Some examples are offered in an LAPD circular on hate crimes:
- Acts which result in injury, even if the injury is slight
- Threats of violence that looks like they can be carried out
- Acts which result in property damage
- Any criminal act or attempted criminal act, including property damage, directed against individuals, public or private agencies
What's Not Considered A Hate Crime?
A lot of hate rhetoric is protected as free speech under the First Amendment.

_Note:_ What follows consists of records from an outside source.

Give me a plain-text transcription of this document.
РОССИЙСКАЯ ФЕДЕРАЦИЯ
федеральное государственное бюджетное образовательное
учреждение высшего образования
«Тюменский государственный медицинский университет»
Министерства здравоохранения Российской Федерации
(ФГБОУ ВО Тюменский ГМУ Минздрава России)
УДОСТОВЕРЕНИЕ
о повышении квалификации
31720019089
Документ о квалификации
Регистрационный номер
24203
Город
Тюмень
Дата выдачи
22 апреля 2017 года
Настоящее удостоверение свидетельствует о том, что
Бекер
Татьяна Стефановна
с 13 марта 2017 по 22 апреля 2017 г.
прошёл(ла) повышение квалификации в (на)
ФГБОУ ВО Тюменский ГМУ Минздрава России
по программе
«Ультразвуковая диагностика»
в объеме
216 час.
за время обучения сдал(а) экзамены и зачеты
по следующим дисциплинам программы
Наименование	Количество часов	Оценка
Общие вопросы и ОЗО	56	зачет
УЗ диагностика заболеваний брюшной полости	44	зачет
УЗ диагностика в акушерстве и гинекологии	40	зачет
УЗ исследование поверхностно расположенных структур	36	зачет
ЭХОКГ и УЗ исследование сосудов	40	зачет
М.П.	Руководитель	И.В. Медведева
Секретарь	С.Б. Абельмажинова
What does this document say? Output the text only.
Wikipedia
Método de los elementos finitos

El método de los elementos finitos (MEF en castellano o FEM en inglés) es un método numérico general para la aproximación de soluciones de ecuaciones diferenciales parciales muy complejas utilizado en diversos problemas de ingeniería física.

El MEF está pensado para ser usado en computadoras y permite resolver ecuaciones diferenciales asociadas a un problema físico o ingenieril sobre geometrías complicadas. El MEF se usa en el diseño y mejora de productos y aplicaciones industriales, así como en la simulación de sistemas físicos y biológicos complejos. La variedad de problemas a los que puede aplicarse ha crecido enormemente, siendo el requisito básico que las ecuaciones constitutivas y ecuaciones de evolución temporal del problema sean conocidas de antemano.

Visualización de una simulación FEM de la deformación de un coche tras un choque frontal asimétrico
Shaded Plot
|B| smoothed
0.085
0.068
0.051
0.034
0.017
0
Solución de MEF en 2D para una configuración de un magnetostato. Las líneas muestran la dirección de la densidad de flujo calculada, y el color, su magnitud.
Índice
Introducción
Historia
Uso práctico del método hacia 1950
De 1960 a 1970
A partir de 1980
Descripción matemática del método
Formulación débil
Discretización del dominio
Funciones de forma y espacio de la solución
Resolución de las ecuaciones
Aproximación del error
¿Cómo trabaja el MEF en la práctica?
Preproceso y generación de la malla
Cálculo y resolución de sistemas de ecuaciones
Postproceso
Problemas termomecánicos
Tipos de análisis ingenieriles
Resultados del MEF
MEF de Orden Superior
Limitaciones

Therefore, it's difficult to make words criminally accountable unless it includes a direct threat.
However, Kang says if an attempted physical altercation includes such hate speech, even if the speech did not provoke the fight, such speech can be relevant in enhancing a criminal offense to a hate crime.
"Unfortunately, we have to distinguish between words on the one hand, and actual sort of physical behaviors on the other, at least in the criminal context," Kang says. "We should not assume criminal law fixes everything."
But Kang warns that words have an unconscious and explicit impact on the "milder states of mind." In other words, the widespread stereotypical jokes and jabs launched against a racial group can influence how someone might react toward that group.
"There are a bunch of stereotypes associated with the Asian American body that marks us as forever foreign, fungible, looking alike, submissive, unfair competitors," Kang told KPCC, "that come from centuries of treatment (and) that actually make it a little bit more likely that we are scapegoated."
This is exemplified by phrases like "you don't belong here" that were woven into racist letters that reached multiple Asian businesses across California last month. (The same phrase was used by a man who physically attacked a 65-year-old Filipino American woman in New York recently -- and who has been charged with a hate crime.)
In order for a perpetrator to psychologically prepare for a hate attack, Kang says there must be a cognitive engagement in racial blaming and racial dehumanization.
Those incidents that do not rise to the level of a hate crime are typically labeled a "hate incident." The federal Department of Justice defines a bias or hate incident as "acts of prejudice that are not crimes and do not involve violence, threats, or property damage."
The LAPD's circular on hate crimes and incidents denotes that "the difference between a hate incident and a hate crime is that a hate incident is not a criminal act." It lists these examples as hate incidents:
- Offensive materials such as hate flyers placed in mailboxes or thrown on lawns
- Hate materials, not resulting in property damage, such as demeaning caricatures depicting a racial, ethnic or a religious group
- Hate graffiti in public places not directed against a specific target such as an epithet on a vacant building
Hate incidents are tracked by some law enforcement and several NGOs.
How Do I Report A Hate Crime Or Incident?
If you believe you have been the victim of a hate crime, Kang recommends calling your local police department and using official channels to report crimes.
The Department of Justice calls on victims and eyewitnesses of hate crimes to report to local police and submit a tip to the FBI.
Currently, state lawmakers are aiming to resurrect past bills that expand state hate crime legislation. California Reps. David Chiu and Al Muratsuchi introduced a bill that would establish a statewide, toll-free hotline for reporting hate crimes.
"This might be especially useful if you think that the incident did not rise to the level of a crime but still should be recorded as an incident of hate," he said.
There is also an online hate tracker called Stop AAPI Hate, put together last year by the Asian Pacific Planning and Policy Council (A3PCON), Chinese for Affirmative Action and the Asian American Studies Department of San Francisco State University that encourages the reporting of hate incidents.
"I think part of our challenge," Kang said, "is to see where in our culture are we looking the other way when we tend to scapegoat certain populations, and tend to think of certain populations as other and not fully human."